Rationale: If anything, personal finance transparency improved in 2013, as the Consumer Financial Protection Bureau cracked down on unscrupulous practices in the mortgage, payday loan, and debt collection industries and worked to improve financial literacy, among other initiatives. Still, the changes were neither widespread nor significant as we would have liked. Transparency is still a major issue as it relates to checking accounts, prepaid cards, retail financing plans, and even credit cards. We assigned this prediction a “B” grade as a result.
Check cashing stores will continue to trend toward extinction: For a long time a check cashing store was one of the few places that unbanked consumers could go to collect their payday. That was unfortunate because such businesses tend to charge excessive fees, thereby robbing a traditionally low-income consumer segment of limited spending power. The seeds of the industry’s downfall have perhaps been sewn, however, given the availability of low-cost prepaid cards that enable consumers to load checks directly into their accounts using certain ATMs or mobile banking applications. Not only do we expect such cards to become more prevalent as the prepaid card market grows, but costs should also fall as more companies enter the prepaid card space and thereby increase competition. More and more unbanked consumers will therefore become aware of this obviously superior alternative to check cashing stores, and we can expect the industry to continue bleeding customers in 2013, resulting in a number of store closings.
Rationale: While it is difficult to determine the year-over-year change in the number of operational check cashing stores, anecdotal evidence indicates that widespread closures did not occur in 2014. In fact, news coverage would seem to suggest an uptick in the number of such businesses in low-income neighborhoods. As a result, we gave this prediction a “C,” pending additional information.

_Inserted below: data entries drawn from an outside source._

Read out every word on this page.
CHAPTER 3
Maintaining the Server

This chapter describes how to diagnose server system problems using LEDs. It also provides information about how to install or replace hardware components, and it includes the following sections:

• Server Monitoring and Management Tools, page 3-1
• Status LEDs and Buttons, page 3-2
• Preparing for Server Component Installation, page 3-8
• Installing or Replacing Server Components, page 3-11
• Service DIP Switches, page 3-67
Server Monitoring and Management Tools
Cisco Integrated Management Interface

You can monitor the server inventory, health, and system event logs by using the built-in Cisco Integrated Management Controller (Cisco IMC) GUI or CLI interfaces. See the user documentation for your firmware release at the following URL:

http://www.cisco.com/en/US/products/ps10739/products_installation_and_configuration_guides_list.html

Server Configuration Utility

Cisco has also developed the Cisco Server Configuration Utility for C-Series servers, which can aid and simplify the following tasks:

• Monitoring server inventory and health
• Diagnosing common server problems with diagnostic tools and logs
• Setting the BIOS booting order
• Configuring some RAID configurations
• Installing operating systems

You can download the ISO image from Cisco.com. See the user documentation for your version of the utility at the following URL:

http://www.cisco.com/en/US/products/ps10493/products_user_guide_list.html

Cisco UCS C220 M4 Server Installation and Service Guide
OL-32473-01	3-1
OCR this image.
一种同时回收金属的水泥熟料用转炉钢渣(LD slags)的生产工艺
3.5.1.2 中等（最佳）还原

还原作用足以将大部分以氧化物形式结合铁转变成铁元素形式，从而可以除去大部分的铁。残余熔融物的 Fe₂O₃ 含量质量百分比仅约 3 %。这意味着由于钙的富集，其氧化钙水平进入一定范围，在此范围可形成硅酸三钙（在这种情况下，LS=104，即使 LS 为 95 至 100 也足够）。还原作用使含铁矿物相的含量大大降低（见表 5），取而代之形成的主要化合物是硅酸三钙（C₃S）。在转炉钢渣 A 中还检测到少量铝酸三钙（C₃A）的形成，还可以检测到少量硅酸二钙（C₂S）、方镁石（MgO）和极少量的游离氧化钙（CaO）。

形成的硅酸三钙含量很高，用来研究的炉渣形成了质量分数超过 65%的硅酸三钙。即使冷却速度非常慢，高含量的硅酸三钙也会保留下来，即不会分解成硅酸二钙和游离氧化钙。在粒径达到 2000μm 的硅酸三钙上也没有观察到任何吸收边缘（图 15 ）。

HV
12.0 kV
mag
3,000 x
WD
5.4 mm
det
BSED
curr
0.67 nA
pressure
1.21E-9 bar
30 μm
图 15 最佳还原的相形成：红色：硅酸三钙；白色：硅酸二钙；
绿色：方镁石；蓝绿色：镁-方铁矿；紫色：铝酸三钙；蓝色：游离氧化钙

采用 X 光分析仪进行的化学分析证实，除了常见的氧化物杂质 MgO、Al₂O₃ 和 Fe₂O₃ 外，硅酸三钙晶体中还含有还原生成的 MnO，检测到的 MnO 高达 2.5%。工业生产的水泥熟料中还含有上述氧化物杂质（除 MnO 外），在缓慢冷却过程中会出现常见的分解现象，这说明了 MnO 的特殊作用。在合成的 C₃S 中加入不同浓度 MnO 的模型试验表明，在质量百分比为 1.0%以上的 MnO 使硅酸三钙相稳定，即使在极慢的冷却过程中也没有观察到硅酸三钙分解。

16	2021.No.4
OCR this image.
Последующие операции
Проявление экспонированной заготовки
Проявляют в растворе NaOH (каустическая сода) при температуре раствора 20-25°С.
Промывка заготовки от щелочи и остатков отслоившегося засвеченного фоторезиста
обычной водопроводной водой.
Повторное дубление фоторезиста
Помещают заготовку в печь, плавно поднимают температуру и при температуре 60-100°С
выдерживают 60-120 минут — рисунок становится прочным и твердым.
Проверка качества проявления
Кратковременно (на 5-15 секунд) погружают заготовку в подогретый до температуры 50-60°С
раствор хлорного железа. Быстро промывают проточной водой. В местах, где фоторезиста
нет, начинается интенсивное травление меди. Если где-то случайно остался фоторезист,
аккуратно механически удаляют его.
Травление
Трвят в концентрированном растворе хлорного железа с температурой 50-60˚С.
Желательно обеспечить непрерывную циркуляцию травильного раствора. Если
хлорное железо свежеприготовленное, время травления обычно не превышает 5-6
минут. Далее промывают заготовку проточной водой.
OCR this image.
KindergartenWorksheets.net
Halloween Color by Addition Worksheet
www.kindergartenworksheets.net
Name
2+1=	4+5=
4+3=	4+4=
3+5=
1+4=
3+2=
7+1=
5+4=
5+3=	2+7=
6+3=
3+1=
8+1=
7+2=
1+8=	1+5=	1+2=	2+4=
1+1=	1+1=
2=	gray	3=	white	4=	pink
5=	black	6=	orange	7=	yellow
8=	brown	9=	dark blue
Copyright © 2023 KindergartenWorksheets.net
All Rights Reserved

(Bonus) The Prediction We Wish We Could Make: In a perfect world, the first prediction on our list would be that “Insurance will be regulated at the federal level beginning in 2013.” Why would that be a positive development? Well, it would lower overhead costs and in turn the barriers to entry for small companies, thereby creating more competition and lowering costs for consumers. The insurance industry would also become more efficient by necessity, since large companies would no longer be essentially guaranteed of a certain amount of business. Finally, an industry regulated at the national level would obviously attract more attention from both the media and consumer advocacy groups, which would reduce predatory practices throughout the space.
Why won’t it happen? The answer is simple: Lobbyists. The insurance lobby is far too strong to allow such a fundamental change to occur because there is too much money at stake for the companies currently dominating the industry. There’s also a significant divide among those who think federal regulation would be beneficial and those opposed to bigger government who feel that states are better positioned to oversee insurance, among other matters. In other words, the support necessary to overcome the financial clout of the insurance companies simply won’t be there in 2013.
Rationale: While federal insurance regulation would appear to offer a number of attractive benefits, the combination of political partisanship and deep-pocketed lobbyists has prevented a full-scale push to such a system. CardHub’s prediction was therefore correct in both regards and warrants a grade of “A.”